After serving in the Army, he graduated from Utica College in 1961 and managed public relations for the Wyandotte Chemical Company.
Lured into politics as a supporter of relatively progressive New York Republicans like Gov. Nelson A. Rockefeller and Senator Jacob K. Javits, he went to work for Representative Alexander Pirnie, an upstate Republican, becoming his chief of staff. He later held the same job for Mr. Pirnie’s successor, Donald J. Mitchell, also a Republican.
He ran successfully for Oneida County executive and, after serving a four-year term, was elected to Congress in 1982. His district, in Central New York, included the National Baseball Hall of Fame in Cooperstown, which helped account for the Yankee regalia in his office, as well as Cornell University. Unlike many of his colleagues, he would return home to his district every weekend.
When he announced in 2006 that he would not seek re-election, he told The Syracuse Post-Standard that he regretted the increasing division in Washington.
“I came to Capitol Hill 42 years ago, and I have never seen a higher level of partisanship and a lower level of tolerance for the other guy’s point of view,” he said.
After Mr.
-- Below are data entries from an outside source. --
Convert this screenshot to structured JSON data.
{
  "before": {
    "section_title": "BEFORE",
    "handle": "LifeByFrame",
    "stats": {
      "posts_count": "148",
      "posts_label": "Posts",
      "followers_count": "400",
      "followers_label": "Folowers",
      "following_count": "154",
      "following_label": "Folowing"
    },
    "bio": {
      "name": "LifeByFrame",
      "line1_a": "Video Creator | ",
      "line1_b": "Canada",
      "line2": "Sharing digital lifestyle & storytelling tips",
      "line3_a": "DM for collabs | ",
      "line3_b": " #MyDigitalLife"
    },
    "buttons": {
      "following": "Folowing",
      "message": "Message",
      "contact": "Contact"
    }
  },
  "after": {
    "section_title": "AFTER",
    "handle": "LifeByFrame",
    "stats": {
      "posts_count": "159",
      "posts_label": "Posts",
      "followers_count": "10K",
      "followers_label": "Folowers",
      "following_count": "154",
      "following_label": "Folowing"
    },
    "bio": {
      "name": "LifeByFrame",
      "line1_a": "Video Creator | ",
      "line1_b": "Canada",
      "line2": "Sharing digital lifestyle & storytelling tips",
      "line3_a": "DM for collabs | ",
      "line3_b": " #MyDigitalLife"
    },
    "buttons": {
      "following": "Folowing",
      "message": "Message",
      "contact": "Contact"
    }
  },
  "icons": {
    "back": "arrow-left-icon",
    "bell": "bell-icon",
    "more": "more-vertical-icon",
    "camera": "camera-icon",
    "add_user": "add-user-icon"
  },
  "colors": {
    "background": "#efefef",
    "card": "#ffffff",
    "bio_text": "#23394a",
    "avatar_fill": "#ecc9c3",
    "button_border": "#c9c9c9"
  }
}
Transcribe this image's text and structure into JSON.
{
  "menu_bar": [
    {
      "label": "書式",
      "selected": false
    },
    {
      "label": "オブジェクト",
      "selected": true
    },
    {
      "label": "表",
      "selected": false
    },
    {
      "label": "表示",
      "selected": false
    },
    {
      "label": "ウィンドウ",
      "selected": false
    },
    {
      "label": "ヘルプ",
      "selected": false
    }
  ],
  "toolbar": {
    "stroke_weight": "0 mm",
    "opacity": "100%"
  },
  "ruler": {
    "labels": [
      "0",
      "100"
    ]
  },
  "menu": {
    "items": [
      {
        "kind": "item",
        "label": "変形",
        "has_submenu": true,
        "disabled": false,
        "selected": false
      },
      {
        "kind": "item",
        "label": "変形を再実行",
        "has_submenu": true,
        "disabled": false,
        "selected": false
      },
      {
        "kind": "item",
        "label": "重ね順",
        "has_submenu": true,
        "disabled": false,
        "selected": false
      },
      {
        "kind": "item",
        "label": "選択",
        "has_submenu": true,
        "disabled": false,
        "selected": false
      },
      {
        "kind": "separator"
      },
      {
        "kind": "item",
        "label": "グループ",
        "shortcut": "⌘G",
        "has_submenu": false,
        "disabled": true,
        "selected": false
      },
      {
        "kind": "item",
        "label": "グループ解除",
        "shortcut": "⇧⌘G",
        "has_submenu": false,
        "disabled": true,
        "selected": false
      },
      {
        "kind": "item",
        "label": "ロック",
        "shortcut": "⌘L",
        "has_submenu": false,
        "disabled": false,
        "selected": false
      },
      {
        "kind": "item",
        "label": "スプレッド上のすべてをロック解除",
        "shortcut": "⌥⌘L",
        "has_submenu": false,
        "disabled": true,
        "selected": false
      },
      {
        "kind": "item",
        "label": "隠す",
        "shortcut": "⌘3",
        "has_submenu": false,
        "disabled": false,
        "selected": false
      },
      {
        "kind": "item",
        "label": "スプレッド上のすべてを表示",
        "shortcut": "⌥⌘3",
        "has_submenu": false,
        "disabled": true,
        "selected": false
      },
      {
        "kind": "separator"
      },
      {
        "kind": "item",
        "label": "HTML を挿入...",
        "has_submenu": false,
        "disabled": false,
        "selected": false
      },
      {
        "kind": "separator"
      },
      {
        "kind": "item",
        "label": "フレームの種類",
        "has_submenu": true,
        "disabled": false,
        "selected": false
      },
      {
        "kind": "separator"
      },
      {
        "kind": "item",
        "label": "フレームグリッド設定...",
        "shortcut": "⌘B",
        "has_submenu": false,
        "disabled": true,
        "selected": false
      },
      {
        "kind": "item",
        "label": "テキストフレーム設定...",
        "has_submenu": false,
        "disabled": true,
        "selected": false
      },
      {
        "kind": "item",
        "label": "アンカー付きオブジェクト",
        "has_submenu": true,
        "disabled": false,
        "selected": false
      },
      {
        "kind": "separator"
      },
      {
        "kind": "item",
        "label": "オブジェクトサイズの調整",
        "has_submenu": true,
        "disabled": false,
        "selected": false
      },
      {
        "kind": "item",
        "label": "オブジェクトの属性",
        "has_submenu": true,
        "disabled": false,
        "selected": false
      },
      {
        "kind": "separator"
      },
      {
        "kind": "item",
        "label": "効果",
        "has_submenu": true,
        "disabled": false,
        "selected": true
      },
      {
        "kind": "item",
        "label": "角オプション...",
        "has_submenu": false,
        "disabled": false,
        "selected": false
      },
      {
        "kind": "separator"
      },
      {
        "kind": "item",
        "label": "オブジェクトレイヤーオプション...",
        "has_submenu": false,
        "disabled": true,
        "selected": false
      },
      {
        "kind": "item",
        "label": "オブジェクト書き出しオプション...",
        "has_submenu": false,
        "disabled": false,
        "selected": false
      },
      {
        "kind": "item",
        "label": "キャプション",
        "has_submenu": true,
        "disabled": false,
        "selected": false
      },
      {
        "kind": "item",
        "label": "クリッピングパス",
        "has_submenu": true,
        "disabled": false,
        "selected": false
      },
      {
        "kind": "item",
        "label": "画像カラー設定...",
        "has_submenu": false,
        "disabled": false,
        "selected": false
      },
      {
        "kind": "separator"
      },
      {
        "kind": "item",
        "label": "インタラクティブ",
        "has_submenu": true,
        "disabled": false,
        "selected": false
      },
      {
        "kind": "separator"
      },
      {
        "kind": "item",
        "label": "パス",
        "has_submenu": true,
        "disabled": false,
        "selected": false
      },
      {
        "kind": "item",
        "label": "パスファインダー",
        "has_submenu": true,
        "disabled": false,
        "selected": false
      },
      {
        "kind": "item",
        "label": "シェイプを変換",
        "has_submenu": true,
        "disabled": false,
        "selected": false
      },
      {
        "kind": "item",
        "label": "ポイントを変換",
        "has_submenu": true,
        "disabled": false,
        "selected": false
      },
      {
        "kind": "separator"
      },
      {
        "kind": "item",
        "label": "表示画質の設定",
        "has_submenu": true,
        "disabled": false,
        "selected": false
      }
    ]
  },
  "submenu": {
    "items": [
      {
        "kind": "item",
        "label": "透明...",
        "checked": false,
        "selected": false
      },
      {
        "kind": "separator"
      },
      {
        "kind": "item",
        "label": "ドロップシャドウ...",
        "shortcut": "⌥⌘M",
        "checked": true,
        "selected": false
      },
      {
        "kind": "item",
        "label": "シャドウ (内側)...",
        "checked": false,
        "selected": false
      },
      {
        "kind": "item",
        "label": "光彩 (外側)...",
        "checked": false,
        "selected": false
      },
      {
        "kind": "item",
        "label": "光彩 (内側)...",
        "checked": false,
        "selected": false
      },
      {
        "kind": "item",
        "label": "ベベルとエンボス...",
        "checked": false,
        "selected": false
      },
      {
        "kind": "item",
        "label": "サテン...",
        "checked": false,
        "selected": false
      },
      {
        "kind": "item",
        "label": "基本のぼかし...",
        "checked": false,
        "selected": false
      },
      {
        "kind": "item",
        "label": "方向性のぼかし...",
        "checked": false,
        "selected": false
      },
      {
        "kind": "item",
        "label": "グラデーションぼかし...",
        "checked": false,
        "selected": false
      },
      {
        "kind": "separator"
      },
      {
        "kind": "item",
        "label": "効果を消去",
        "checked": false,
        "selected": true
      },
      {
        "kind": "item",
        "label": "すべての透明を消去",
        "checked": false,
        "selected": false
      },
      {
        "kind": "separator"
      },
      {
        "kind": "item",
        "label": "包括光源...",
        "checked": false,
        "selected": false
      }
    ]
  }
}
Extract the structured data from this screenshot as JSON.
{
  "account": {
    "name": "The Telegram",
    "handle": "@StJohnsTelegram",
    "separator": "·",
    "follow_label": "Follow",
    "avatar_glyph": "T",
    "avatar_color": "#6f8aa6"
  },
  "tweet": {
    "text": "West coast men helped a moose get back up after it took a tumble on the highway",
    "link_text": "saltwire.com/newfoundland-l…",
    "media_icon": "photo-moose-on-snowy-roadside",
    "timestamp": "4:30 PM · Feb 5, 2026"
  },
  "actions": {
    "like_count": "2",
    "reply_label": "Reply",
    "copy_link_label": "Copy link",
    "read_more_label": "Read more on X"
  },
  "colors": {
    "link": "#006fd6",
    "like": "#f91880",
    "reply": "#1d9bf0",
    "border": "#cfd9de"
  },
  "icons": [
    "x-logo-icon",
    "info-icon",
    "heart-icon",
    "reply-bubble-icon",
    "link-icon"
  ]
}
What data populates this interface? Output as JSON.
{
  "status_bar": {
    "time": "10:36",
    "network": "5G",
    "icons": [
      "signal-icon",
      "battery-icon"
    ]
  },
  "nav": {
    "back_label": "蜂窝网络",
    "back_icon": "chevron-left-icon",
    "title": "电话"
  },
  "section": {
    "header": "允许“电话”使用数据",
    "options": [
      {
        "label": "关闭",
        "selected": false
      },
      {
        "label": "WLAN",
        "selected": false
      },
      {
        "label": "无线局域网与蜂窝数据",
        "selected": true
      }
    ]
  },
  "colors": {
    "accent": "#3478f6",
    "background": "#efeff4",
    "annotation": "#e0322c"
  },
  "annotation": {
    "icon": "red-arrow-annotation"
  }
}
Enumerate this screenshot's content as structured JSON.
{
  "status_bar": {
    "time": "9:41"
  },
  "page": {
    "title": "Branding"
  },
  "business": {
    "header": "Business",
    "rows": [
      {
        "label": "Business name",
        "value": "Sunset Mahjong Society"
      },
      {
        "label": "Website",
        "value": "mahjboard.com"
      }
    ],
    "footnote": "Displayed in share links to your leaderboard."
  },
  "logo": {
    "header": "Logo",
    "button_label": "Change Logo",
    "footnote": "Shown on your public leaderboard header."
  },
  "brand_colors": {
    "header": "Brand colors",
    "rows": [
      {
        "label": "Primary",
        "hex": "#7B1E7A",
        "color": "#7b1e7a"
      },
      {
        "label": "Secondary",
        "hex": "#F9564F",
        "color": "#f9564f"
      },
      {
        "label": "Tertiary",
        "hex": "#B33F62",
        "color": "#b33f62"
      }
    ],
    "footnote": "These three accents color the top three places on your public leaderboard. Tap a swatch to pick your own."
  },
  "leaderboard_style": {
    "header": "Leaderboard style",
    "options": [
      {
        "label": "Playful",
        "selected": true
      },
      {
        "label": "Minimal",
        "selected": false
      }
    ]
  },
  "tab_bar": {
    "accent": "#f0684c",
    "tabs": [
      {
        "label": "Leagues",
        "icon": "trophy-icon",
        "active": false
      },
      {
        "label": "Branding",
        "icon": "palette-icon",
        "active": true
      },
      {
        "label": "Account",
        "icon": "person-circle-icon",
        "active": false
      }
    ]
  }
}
Boehlert’s death, Chuck Schumer, the New York Democrat who is the Senate majority leader, praised him for his “rich legacy, his support of science, his commitment to combating climate change, and his deep love” for his district.
Mr. Boehlert married Marianne Willey in 1976. Along with her, he is survived by two children, Tracy VanHook and Leslie Wetteland, and a stepson, Mark Brooks, from his marriage to Jean Bone, which ended in divorce; a stepdaughter, Brooke Phillips, from his wife’s first marriage; and six grandchildren.